Le previsioni di decarbonizzazione dell’acciaio sono ottimistiche. Occorre fare meno affidamento su idrogeno e cattura del carbonio
Un articolo su Nature smentisce gli scenari IEA per la decarbonizzazione dell’acciaio e del cemento
(Rinnovabili.it) – La quota di produzione che si basa sul riciclo sta crescendo. Lo stesso per l’alimentazione ad l’idrogeno. Tuttavia, siamo molto distanti dalle previsioni di decarbonizzazione dell’acciaio e del cemento. Troppo distanti, per la verità. Uno studio pubblicato su Nature ha messo perfino in dubbio gli scenari della IEA. La produzione globale di acciaio e cemento è più che raddoppiata negli ultimi 20 anni e ora rappresenta circa il 15% delle emissioni globali di CO2. Efficientare questi comparti si sta rivelando oltremodo complesso. Al punto che lo studio prevede un fallimento degli obiettivi previsti. l’Agenzia internazionale per l’energia farebba infatti troppo affidamento alle infrastrutture di cattura e stoccaggio del carbonio.

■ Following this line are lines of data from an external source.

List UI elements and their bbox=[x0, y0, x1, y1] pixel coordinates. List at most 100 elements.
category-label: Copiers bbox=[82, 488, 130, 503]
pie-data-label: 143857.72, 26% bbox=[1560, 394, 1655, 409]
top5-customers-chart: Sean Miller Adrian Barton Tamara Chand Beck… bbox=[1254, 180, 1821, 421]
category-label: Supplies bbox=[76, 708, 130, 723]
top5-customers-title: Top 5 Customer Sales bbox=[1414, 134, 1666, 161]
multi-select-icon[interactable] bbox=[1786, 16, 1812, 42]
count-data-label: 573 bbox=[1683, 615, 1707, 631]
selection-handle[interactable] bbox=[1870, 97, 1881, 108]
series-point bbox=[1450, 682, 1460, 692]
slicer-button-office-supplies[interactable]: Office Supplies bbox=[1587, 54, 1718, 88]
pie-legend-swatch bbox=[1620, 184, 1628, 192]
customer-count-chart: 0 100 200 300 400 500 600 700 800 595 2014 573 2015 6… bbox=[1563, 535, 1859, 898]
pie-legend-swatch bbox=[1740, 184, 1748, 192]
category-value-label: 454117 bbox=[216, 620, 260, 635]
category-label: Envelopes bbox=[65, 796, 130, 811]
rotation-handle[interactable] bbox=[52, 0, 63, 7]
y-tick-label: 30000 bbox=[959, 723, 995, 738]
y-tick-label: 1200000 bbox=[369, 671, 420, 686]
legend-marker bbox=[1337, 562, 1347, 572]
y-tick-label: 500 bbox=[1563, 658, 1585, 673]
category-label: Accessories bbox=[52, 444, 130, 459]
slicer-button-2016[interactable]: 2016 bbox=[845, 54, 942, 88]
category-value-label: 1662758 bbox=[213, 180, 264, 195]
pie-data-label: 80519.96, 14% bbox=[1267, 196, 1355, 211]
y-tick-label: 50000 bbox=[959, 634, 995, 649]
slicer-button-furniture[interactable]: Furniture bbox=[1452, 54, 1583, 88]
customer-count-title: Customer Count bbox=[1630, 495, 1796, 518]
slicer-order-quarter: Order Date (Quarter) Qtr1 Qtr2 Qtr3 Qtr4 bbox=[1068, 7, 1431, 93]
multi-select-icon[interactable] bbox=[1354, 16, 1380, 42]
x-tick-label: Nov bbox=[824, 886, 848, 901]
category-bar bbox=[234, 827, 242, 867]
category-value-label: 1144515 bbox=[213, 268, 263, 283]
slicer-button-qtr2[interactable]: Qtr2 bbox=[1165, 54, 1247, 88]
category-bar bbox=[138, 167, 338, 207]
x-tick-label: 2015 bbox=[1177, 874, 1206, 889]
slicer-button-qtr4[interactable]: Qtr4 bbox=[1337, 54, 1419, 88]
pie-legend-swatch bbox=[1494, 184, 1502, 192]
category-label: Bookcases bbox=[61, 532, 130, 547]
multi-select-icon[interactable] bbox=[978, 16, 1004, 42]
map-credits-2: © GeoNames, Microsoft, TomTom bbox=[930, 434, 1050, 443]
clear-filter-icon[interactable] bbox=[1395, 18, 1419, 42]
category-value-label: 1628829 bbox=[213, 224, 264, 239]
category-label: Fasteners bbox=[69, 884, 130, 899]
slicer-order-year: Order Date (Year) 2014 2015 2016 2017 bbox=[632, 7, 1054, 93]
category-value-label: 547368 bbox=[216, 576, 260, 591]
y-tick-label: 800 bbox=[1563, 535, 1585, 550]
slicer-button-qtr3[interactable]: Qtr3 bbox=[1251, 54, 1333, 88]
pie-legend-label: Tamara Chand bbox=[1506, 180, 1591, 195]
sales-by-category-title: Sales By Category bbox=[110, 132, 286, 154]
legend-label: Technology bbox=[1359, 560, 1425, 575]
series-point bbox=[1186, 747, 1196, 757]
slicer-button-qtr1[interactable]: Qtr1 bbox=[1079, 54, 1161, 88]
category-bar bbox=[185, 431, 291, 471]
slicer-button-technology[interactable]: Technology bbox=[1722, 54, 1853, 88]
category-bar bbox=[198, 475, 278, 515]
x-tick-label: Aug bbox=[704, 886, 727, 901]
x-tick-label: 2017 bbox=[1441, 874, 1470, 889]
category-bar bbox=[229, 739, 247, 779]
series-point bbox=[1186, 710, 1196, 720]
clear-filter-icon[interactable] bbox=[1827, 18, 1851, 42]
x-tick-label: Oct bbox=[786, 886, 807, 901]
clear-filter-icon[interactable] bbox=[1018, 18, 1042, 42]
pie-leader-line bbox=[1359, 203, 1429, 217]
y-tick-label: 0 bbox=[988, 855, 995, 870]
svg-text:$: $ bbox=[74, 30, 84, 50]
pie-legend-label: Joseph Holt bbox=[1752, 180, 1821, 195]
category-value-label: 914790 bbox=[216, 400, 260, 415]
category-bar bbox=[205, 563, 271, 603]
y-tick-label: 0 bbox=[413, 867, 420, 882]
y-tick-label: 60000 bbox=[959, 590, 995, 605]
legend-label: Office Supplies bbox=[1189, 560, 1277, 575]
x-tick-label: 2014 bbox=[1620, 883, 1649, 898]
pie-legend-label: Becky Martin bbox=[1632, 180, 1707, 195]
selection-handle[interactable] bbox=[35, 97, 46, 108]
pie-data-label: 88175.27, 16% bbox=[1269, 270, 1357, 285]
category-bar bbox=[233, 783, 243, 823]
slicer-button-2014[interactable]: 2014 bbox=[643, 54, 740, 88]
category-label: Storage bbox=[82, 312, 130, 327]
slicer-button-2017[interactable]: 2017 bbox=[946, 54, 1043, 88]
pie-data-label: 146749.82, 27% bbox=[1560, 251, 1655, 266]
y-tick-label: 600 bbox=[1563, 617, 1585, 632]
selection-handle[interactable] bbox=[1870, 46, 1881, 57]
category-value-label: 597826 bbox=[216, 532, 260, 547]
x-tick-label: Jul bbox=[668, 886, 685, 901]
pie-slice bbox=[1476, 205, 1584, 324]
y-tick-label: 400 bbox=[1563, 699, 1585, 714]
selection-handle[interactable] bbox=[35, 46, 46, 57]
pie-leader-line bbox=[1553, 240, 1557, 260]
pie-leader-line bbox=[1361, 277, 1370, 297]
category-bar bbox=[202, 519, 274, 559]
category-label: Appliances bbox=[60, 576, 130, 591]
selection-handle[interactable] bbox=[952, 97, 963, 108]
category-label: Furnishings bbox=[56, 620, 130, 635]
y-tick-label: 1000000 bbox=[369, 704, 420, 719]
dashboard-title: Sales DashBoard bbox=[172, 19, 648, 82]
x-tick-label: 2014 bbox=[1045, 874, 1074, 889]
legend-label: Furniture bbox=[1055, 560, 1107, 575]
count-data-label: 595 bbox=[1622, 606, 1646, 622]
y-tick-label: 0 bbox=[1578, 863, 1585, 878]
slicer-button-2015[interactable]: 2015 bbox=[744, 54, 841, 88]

Lo stesso vale per l’idrogeno verde. Se da un lato vengono considerate “tecnologie mature”, dall’altro si mette in dubbio la capacità di dispiegarle su larga scala per tempo. Le industrie dell’acciaio e del cemento si trovano quindi ad affrontare un rischio critico perché la loro strategia di decarbonizzazione è basata su infrastrutture su cui non hanno alcun controllo diretto.
Questa incertezza si vede bene nei numeri proposti dal gruppo di esperti giapponesi e inglesi che ha curato la revisione. L’offerta di acciaio prodotto all’interno di un carbon budget coerente con l’accordo di Parigi potrà soddisfare solo il 58-65% della domanda prevista nel 2050. Per il cemento il calcolo è ancora più critico. Gli scienziati sottolineano in particolare la scarsa attività di mitigazione nel settore. Al punto che solo il 22-56% della domanda prevista a metà secolo sarà coerente con quanto promesso dai paesi a Parigi nel 2015.
Questi risultati pongono una duplice sfida per la decarbonizzazione dell’acciaio e del cemento. Gli esperti esortano i governi ad “espandere rapidamente le infrastrutture essenziali”. D’altro canto, “le industrie devono prepararsi al rischio di fallimenti nell’implementazione, piuttosto che aspettare semplicemente che emergano infrastrutture su larga scala”. “I nostri scenari”, continuano gli autori dell’articolo su Nature, “forniscono prove convincenti dell’urgenza di agire sul lato della domanda e stabiliscono parametri di riferimento per il livello richiesto di efficienza delle risorse”.